After a while I moved and I took the chrome diner-style table with me. It is now the world headquarters for Elizabeth Prata Enterprises, that is, everything I want to do! I eat here, I write here, I relax here.

I have my books and reference materials nearby. On those shelves are my pen holders, stapler, notepad, notebooks,  scanner, printer, lamp, and tissues. The ever present tissues for the person with allergies and constant bronchitis, lol! And in the summer, the fan keeps me and the laptop cool. Next to the laptop on the gray Formica, is a cool glass of chilled green tea. In the morning, it’s coffee.

Tables are where families live, and sometimes, where they die. Where people do homework, where memorable meals are taken. We laugh around our tables, cry, pray, eat, and teach our children. Is your table comfortable?
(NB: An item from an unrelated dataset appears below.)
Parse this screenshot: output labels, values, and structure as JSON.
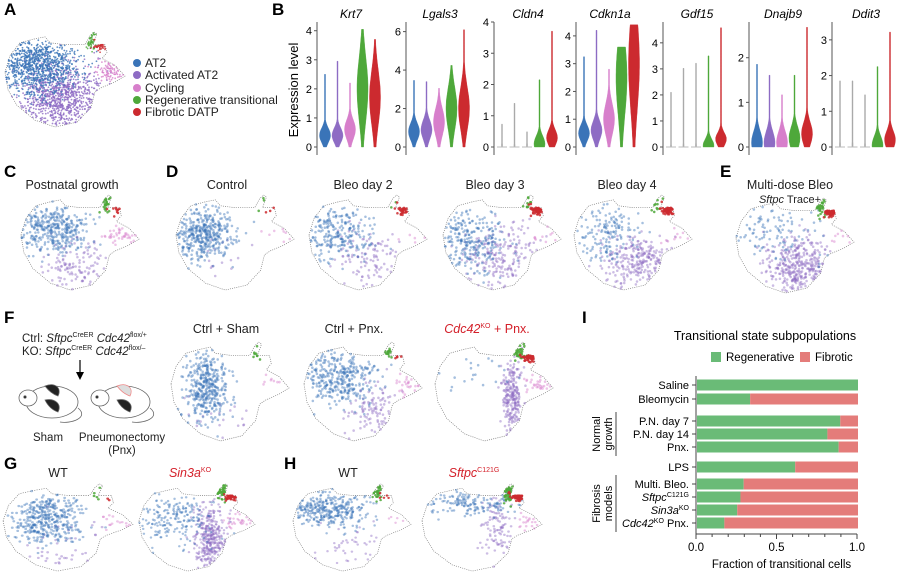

Can everyone sit around it? Do you even have a dining table? I lived in two apartments that either had no kitchen or had a kitchen so small there was no room for a table. I find that an apartment without a place with a large, flat surface to spread out is not as comfortable as one that has a nice, big table. I’m glad I have one and I’m glad it’s functional and pretty. How about you?


11 thoughts on “Corner View: tables

  1. I love the formica tables from the 50s. My paternal grandmother had one with a turquoise top that had tiny gold stars on it.

  2. It looks like you've got a good set up there…I'm sure I'd be a lot more productive if my house and work area wasn't such a mess! Most of the tables in my house have got stuff all over the surfaces!

  3. LOL, Mezzamay, that's the problem with flat surfaces…they get filled up! To be fair, I'm the only one who lives here so it's easier to keep straightened up.

  4. My parents had one of those and gave it to my husband and me when we first married. But his folks and even mine wanted us to get a nice wood one and about three years into the marriage, his grandmother died and we got her huge antique dining room set complete with china closet, big buffet, little buffet, and round table that had 3 extensions that could easily seat 12 people. We gave the 50's table and chairs away. (We had to store some of the furniture until we moved to a bigger house, but we fit the table in.)
    Yours looks great and it's even more special because it's what you really wanted.
    I think a house without a table isn't complete. When I was growing up, we always sat around our kitchen table at suppertime and discussed the day's events. My kids remember doing the same around our kitchen table.
    It's also been a place for piles of expenses for taxes, insurance papers and medical bills, school projects, and all the stuff I had to sort out when I was executer of my dad's estate.

  5. We have a wood table that has 4 leaves, which we have used a few times for large gatherings. Mostly it's just the 5 of us around the table with one leaf. I treat it with mineral oil a few times a year.

  6. Interesting about tables and the stories they tell!
    And the way you go from 'family' tables to finding your way of being creative around a work table.
    Sometimes because of all the associations I just like to spread a blanket out on the ground and let the table just exist for the moment it is in, and then pack it up again!!
    In Japan, tables are low to the ground. Perhaps I ought to have shown that for this week but instead I am posting a simple stool serving as a temporary table :))
    Happy Week, happyCV.

  7. oh yes, tables silently see a lot of family life. in Tuscany, I saw a very old table made of three different types of wood (scrap wood), and it had marks and dents on one side where a little corner of it had been dedicated to chopping vegetables (with the “half moon” blade).